The Shame of Failing at Learning

Joel MacDonald
UPEI TLC
Published in
3 min readFeb 8, 2018

“How well children grow through the traumas, challenges, and disadvantages they experience depends on how well they learn. How well they rise to the opportunities and advantages they experience depends on how well they learn. From their emotional health and maturity to their mental health and wisdom, their innermost growth and outermost achievement depends on how well they learn. It’s not just what they learn or how they learn, our children’s futures depends on how well they learn in general — on the health of their learning.” — David Boulton

Shame is a fundamental and ancient human emotion. We can feel shame about all kinds of things — our backgrounds, our relationships, our abilities. And just like we can feel shame about our body, we can also feel shame about our mind. What happens to any of us when we grow up being ashamed of our mind or our ability to learn?

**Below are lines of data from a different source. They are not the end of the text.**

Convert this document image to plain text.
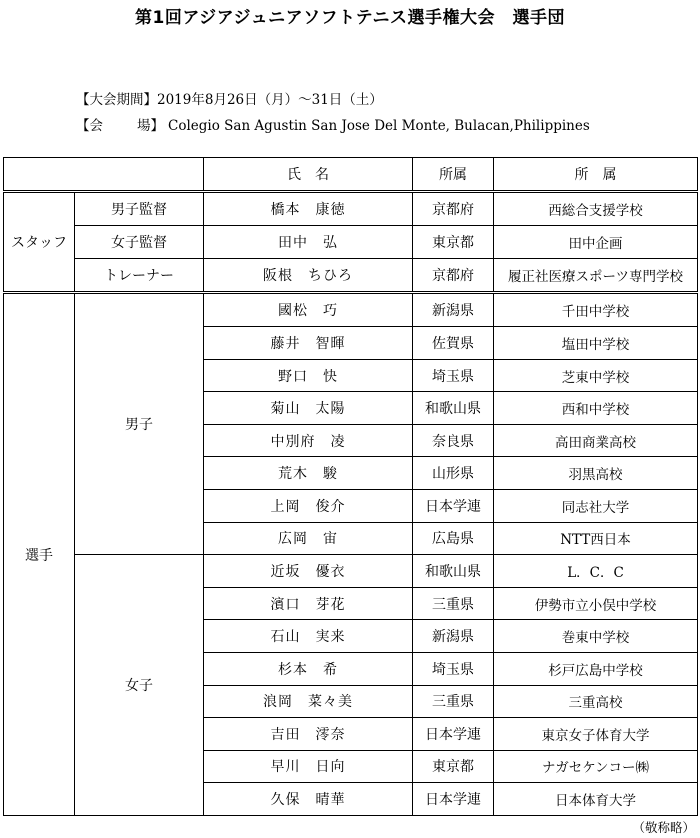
第1回アジアジュニアソフトテニス選手権大会　選手団
【大会期間】2019年8月26日（月）～31日（土）
【会	場】 Colegio San Agustin San Jose Del Monte, Bulacan,Philippines
		氏　名	所属	所　属
スタッフ	男子監督	橋本　康徳	京都府	西総合支援学校
	女子監督	田中　弘	東京都	田中企画
	トレーナー	阪根　ちひろ	京都府	履正社医療スポーツ専門学校
選手	男子	國松　巧	新潟県	千田中学校
		藤井　智暉	佐賀県	塩田中学校
		野口　快	埼玉県	芝東中学校
		菊山　太陽	和歌山県	西和中学校
		中別府　凌	奈良県	高田商業高校
		荒木　駿	山形県	羽黒高校
		上岡　俊介	日本学連	同志社大学
		広岡　宙	広島県	NTT西日本
	女子	近坂　優衣	和歌山県	L．C．C
		濱口　芽花	三重県	伊勢市立小俣中学校
		石山　実来	新潟県	巻東中学校
		杉本　希	埼玉県	杉戸広島中学校
		浪岡　菜々美	三重県	三重高校
		吉田　澪奈	日本学連	東京女子体育大学
		早川　日向	東京都	ナガセケンコー㈱
		久保　晴華	日本学連	日本体育大学
（敬称略）
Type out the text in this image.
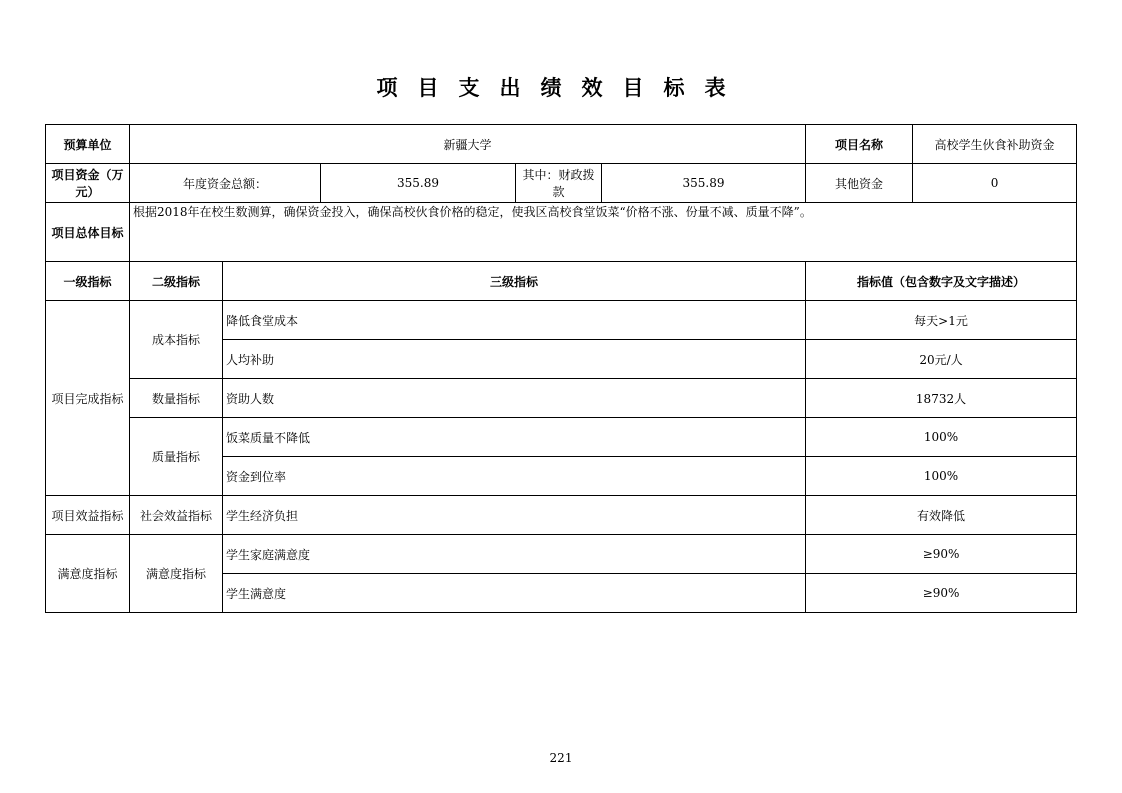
项目支出绩效目标表
预算单位	新疆大学					项目名称	高校学生伙食补助资金
项目资金（万元）	年度资金总额：		355.89	其中：财政拨款	355.89	其他资金	0
项目总体目标	根据2018年在校生数测算，确保资金投入，确保高校伙食价格的稳定，使我区高校食堂饭菜“价格不涨、份量不减、质量不降”。						
一级指标	二级指标	三级指标				指标值（包含数字及文字描述）	
项目完成指标	成本指标	降低食堂成本				每天>1元	
		人均补助				20元/人	
	数量指标	资助人数				18732人	
	质量指标	饭菜质量不降低				100%	
		资金到位率				100%	
项目效益指标	社会效益指标	学生经济负担				有效降低	
满意度指标	满意度指标	学生家庭满意度				≥90%	
		学生满意度				≥90%	
221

Says vulnerability researcher Brene Brown, the sexes perceive shame in the same way — do not be weak. Shame motivates us to change, quickly. When we experience shame, we often erect a shame screen, which is a defense mechanism we employ to deal with the shame. This is summoned by the deepest and oldest part of our brain, evoking the fight or flight mechanism. That is, in the face of shame, we withdraw (stay silent, keep secrets), get aggressive (try to control) or seek to please (try to fit in).

When it comes to shame around the mind and learning, David Boulton at learningstewards.org suggests we can demote the importance of whatever we feel the shame about, making learning not important or not cool. This is something I can certainly relate to seeing in many of the learners I have worked with over the years as well as in my own personal learning. When shame makes you feel dumb, concluding that being smart or that needing to learn is not important can be an easy next step.

Mind shame may all begin in childhood with hearing the word ‘no’ — a gentle form of shame says psychotherapist Dr. Joseph Burgo — that is often intended to act as a brake to curb curiosity and keep children safe. It’s effect? It dampens positive affect or in this case the child’s excitement and joy. The response? If it’s my almost 3-year-old son we’re talking about then it’s an immediate collapse to the floor accompanied by tears and howls. What if the, “No, that’s not correct,” is directed at a learner? What’s the response then?

While shame is important in certain contexts, like the shame a convicted murderer should feel about his/her actions, it’s not the right emotional response in an educational or training environment. The better emotion, believe it or not, is guilt. Says Brene Brown, shame is not the same as guilt. Shame is a focus on self (I am bad), while guilt is a focus on behaviour (I did something bad). Guilt in a learner’s mind says, “There’s a standard I aspire to reach and I’m not there yet”. Shame in a learner’s mind says, “I’ll never reach that standard because I’m not good enough’.

And Brown notes that shame is highly correlated with addiction, depression, violence, aggression, bullying, suicide and eating disorders. Guilt, on the other hand, is inversely correlated with those things. In her March 2012 TED Talk she states that shame needs secrecy, silence and judgment to make it grow exponentially. However, if you overwhelm it with empathy, it can’t survive.

The mind shame a learner can feel because of the perceived fear of failing becomes a powerfully engrained habit with age. Breaking that cycle of learning shame is no easy task. Kathleen Cushman provides three ways to keep shame from affecting learning in the classroom.

However, imagine that a teacher was willing to share his/her vulnerability with the learners as a way to help them overcome their own deep-seated vulnerabilities about fear of failure and learning shame. Brene Brown became a vulnerability research because she first studied shame and then saw that the act of being vulnerable was a catalyst to the cure. She did and continues to advocate for vulnerability despite her complete lack of comfort in being vulnerable herself. Vulnerability is not weakness. She considers it the highest form of courage. So if you are an educator responsible for a group of learners, the two most powerful words when we’re in struggle says Brown: me too.